Pas question de se censurer – même si ça lui a valu un passage coupé pour Génération Paname à La Cigale. Il faut dire que Darmanin a eu gain de cause. Forcément, puisque “un viol c’est quand la femme n’est pas d’accord, et que l’homme n’est pas ministre” !

Mais si Mathieu a tendance à aborder des sujets sensibles (qui ne devraient pas l’être), il le fait toujours avec maladresse… et minutie, embarquant le public avec lui. Pas d’attaque, pas d’insulte, juste la volonté de soulever des sujets qui méritent réflexion. Des sujets compliqués que l’on peut avoir tendance à ranger au fond du placard pour ne pas les voir ! Pourtant…

« Adresser des sujets qui angoissent, c’est hyper salvateur. Quand c’est bien fait, ça fait du bien à tout le monde. Ce sont les meilleurs rires, parce qu’ils partent sur un truc qui est vraiment… “ouf, il en parle !”. Je pense qu’il y a moyen, aussi, que l’humour réunisse. Que ce soit un lieu où on se retrouve. […] La personne qui est le plus moquée, c’est évidemment moi. »

Dans sa recherche d’angles et de blagues, Mathieu cherche simplement à décomplexer sur des sujets de société, à déclencher des rires et toucher un maximum de personnes. Peu importe les idées, la classe, les lieux de vie, le rire est aussi l’occasion de se réunir !

« Ça me paraît compliqué de ne pas en parler. Il doit y avoir moyen de trouver des angles pour que tout le monde rigole. Au-delà de “t’es d’accord avec moi.” Ce n’est pas intéressant de se conforter avec des gens qui sont d’accord avec toi. J’ai vraiment envie de pouvoir jouer partout, d’arriver à faire rire énormément de gens, dans des groupes vachement divers de la société, tu vois. »

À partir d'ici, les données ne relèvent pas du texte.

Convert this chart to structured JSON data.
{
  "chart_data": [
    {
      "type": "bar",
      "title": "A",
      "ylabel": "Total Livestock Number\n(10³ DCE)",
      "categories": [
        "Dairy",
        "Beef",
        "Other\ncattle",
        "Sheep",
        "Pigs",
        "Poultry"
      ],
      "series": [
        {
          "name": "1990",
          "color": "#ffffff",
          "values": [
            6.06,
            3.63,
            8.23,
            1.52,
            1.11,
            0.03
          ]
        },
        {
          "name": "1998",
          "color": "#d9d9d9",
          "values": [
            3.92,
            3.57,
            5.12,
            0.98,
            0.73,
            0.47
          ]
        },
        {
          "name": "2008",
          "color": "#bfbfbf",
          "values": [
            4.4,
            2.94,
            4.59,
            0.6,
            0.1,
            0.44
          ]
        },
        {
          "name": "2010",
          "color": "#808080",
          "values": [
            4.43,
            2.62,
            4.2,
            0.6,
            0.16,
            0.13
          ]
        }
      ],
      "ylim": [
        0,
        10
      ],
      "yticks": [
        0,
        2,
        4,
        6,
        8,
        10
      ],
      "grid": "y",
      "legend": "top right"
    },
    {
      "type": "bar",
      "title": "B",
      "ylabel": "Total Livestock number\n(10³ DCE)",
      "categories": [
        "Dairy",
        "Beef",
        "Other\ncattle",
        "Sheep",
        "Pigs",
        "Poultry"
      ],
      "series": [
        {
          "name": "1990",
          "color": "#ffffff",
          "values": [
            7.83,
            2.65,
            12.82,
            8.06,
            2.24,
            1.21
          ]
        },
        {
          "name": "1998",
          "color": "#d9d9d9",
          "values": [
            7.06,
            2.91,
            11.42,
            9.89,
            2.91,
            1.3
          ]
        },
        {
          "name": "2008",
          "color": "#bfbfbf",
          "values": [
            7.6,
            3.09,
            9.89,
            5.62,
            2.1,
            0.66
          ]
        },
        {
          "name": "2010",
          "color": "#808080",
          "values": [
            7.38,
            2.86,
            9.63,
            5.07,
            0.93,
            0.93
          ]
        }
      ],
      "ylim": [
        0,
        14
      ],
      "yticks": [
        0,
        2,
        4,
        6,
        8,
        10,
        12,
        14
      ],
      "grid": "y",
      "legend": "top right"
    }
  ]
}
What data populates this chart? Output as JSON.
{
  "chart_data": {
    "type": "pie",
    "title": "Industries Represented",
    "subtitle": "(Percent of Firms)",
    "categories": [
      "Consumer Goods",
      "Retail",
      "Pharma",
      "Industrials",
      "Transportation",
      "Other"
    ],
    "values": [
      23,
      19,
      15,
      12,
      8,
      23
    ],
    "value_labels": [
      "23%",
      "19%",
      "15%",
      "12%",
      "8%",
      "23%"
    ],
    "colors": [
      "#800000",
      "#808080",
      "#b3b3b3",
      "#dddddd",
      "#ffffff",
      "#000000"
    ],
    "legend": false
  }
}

Alors, pourquoi se fixer des limites – si ce n’est celle du respect ? Mathieu profite de l’impro pour tester et construire ses vannes collectivement, avec le public. C’est aussi pour ça qu’il a monté un plateau de 3×30 au Grisbi, qui offre un lieu approprié pour improviser, imaginer et créer des choses en live. 

« C’est ça que j’adore, aussi : on se découvre les uns les autres. En thématisant les impros, les spectacles se construisent collectivement. […] Tu peux faire des trucs qui vont éventuellement faire du bien aux autres. Prendre un sujet de la vie, et lever un peu une angoisse sur quelque chose de dur, c’est hyper chouette. »

Son spectacle À l’Ouest, joué une trentaine de fois, continue à tourner avec la belle affiche réalisée par Mattesupreme. Et non, il n’y a pas que l’affiche qui vaut le coup ! Ses passages sont l’occasion de passer un bon moment, de s’oublier un peu avec un personnage qui sort de l’ordinaire et nous partage un peu de sa connerie. De quoi se marrer… et peut-être même éviter de perdre le Nord !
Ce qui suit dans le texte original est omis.